Durante nove anos, ninguém fez a pergunta mais básica que um cientista de dados aprende no primeiro dia: esses dados estão classificados corretamente? A fraude não foi digital. Foi humana.

Ilustração de um balanço contábil rígido diante de um vulto humano incerto

Às dez da noite de uma quarta-feira de janeiro, quando a maioria dos brasileiros já tinha desligado o computador, um comunicado curto e quase seco saiu da Americanas. Em São Paulo a bolsa fechou. Mas em Nova York, onde o mercado ainda estava acordado, a primeira reação chegou em silêncio: o preço das ações da empresa, negociadas em forma de BDR, despencou antes mesmo que o sol nascesse no Brasil.

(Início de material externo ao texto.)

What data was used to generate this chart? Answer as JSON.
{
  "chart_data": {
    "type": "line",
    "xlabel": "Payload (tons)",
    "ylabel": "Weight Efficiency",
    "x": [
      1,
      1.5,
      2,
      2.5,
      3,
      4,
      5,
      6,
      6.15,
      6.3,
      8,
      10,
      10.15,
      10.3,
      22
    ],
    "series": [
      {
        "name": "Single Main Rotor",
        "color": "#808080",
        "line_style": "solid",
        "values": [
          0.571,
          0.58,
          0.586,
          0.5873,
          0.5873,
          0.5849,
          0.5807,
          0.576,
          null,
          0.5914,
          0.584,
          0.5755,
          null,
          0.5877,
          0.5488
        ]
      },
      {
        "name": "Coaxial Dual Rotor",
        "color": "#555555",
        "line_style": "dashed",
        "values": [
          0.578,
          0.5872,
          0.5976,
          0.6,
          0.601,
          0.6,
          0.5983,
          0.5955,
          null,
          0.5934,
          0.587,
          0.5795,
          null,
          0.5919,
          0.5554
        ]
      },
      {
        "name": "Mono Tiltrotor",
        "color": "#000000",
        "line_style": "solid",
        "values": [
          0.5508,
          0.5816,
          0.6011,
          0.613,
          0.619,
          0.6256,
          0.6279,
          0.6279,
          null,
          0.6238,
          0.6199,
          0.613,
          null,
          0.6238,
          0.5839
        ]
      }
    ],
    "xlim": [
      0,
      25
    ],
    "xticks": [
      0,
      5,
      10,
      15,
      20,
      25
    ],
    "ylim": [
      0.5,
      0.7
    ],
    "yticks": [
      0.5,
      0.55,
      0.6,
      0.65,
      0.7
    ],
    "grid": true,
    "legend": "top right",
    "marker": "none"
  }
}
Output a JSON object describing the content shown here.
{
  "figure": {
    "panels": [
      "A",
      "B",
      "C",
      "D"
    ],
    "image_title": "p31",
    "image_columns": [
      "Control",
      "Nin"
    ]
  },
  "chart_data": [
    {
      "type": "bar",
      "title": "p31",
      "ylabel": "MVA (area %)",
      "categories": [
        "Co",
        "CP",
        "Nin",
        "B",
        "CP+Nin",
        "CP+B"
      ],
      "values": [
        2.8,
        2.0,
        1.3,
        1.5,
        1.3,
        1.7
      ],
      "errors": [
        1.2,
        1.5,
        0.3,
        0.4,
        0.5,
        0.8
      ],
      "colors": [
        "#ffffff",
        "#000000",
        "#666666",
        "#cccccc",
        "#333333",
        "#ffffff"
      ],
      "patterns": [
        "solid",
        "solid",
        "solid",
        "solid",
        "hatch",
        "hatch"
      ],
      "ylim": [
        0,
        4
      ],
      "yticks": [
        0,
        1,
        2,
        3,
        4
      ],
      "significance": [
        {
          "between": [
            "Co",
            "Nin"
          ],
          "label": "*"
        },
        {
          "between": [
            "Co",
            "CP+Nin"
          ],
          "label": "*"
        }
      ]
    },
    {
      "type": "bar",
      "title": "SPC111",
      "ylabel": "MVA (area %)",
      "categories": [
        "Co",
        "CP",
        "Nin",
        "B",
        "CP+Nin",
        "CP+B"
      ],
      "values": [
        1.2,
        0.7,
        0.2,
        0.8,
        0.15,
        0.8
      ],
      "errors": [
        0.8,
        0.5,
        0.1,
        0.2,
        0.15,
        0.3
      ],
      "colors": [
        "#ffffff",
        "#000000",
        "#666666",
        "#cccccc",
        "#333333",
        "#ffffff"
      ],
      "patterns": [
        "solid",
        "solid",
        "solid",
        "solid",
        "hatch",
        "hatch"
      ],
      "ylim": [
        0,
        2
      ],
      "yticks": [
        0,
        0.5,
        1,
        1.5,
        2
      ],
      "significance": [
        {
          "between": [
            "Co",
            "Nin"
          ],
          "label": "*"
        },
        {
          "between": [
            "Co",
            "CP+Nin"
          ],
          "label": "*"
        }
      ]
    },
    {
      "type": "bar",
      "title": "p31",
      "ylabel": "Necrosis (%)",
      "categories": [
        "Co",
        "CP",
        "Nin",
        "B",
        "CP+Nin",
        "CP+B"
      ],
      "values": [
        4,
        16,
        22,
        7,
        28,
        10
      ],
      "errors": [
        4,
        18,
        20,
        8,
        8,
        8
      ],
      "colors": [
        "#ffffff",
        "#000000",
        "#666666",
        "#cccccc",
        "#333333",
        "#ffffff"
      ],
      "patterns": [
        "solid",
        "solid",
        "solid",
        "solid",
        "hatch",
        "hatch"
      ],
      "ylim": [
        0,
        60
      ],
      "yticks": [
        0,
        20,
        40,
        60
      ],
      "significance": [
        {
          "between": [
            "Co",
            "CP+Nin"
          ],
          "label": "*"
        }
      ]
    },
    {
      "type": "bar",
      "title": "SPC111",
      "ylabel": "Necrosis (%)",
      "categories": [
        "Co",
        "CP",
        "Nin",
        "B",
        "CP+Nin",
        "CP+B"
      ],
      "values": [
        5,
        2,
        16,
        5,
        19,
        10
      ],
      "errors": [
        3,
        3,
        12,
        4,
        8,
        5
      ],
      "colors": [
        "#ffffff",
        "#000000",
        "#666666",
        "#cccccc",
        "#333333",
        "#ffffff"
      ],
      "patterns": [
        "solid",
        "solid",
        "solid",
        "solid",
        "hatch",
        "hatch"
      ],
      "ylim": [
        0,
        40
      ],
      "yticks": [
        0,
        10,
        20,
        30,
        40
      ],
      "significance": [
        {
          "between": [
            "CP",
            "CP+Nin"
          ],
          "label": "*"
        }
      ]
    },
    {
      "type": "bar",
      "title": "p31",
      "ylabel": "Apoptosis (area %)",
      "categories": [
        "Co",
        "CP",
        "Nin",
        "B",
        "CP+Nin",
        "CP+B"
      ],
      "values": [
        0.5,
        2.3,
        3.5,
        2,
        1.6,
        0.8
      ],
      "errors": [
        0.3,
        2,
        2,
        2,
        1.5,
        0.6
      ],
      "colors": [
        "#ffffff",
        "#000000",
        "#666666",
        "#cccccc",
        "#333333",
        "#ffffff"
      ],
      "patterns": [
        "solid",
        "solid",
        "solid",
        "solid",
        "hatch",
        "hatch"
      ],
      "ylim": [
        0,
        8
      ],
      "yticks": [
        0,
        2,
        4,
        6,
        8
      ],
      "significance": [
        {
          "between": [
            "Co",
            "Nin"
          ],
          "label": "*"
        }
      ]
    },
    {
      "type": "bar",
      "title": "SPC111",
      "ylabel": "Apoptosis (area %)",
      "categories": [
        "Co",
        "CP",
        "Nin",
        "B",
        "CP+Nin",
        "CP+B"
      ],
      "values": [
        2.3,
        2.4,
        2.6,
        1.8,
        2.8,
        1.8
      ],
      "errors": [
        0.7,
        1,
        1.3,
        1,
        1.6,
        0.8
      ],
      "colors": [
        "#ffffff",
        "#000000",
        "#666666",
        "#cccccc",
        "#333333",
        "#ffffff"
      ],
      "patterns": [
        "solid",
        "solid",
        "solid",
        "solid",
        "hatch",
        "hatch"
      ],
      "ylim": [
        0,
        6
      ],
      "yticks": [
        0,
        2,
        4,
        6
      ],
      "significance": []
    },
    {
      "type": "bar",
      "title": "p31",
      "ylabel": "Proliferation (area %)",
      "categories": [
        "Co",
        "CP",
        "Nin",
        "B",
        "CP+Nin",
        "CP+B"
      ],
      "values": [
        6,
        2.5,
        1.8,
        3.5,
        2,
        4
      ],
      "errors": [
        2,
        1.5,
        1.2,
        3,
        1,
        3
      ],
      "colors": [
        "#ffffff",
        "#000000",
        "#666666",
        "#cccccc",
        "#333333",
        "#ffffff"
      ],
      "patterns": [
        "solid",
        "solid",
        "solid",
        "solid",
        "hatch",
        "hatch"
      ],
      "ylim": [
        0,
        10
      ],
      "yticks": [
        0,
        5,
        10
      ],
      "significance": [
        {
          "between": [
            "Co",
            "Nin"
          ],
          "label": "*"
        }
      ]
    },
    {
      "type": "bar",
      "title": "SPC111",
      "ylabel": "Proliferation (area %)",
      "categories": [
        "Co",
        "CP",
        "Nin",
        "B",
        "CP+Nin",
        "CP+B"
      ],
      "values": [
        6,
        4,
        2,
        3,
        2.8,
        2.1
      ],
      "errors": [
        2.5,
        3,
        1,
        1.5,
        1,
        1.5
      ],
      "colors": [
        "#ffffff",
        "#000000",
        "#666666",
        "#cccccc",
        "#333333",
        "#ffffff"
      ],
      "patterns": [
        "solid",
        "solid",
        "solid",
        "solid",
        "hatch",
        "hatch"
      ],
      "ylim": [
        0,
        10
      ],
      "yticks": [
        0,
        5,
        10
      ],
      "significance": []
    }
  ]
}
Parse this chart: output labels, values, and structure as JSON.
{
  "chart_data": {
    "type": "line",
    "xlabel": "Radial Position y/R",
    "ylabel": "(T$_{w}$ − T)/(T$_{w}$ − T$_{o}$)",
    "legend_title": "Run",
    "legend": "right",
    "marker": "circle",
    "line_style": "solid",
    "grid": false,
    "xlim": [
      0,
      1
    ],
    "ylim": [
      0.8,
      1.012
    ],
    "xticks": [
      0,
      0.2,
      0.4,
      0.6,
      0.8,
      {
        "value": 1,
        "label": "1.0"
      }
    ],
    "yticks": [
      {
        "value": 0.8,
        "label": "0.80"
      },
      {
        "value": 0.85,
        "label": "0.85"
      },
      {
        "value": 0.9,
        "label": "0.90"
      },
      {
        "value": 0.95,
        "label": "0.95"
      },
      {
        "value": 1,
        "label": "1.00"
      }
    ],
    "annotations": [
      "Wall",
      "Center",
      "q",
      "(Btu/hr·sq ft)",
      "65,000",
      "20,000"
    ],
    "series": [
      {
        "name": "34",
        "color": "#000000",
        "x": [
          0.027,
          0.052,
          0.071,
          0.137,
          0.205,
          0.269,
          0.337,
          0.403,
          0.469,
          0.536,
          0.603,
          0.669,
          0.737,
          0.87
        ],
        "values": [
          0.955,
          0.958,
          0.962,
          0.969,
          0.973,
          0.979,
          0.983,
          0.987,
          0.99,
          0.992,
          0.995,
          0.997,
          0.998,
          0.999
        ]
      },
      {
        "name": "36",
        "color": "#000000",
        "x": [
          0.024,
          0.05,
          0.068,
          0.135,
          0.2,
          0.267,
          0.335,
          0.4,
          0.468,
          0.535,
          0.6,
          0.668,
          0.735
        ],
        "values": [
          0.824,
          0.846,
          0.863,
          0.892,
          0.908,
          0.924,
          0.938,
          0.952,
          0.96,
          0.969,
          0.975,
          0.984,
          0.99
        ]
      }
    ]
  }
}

O texto dizia apenas que a companhia tinha encontrado "inconsistências contábeis" de vinte bilhões de reais. Palavra feia, técnica, elaborada por algum departamento jurídico. No fundo, porém, o que aquele eufemismo escondia era uma pergunta simples e brutal: onde foi parar o dinheiro?

A resposta, ou a falta dela, deflagrou a maior crise corporativa da história recente do país. Em poucos dias, a Americanas, empresa com quase um século de existência e quarenta e quatro mil funcionários, viria a pedir a maior recuperação judicial já vista no Brasil. Mas essa história não começa com números. Começa com pessoas.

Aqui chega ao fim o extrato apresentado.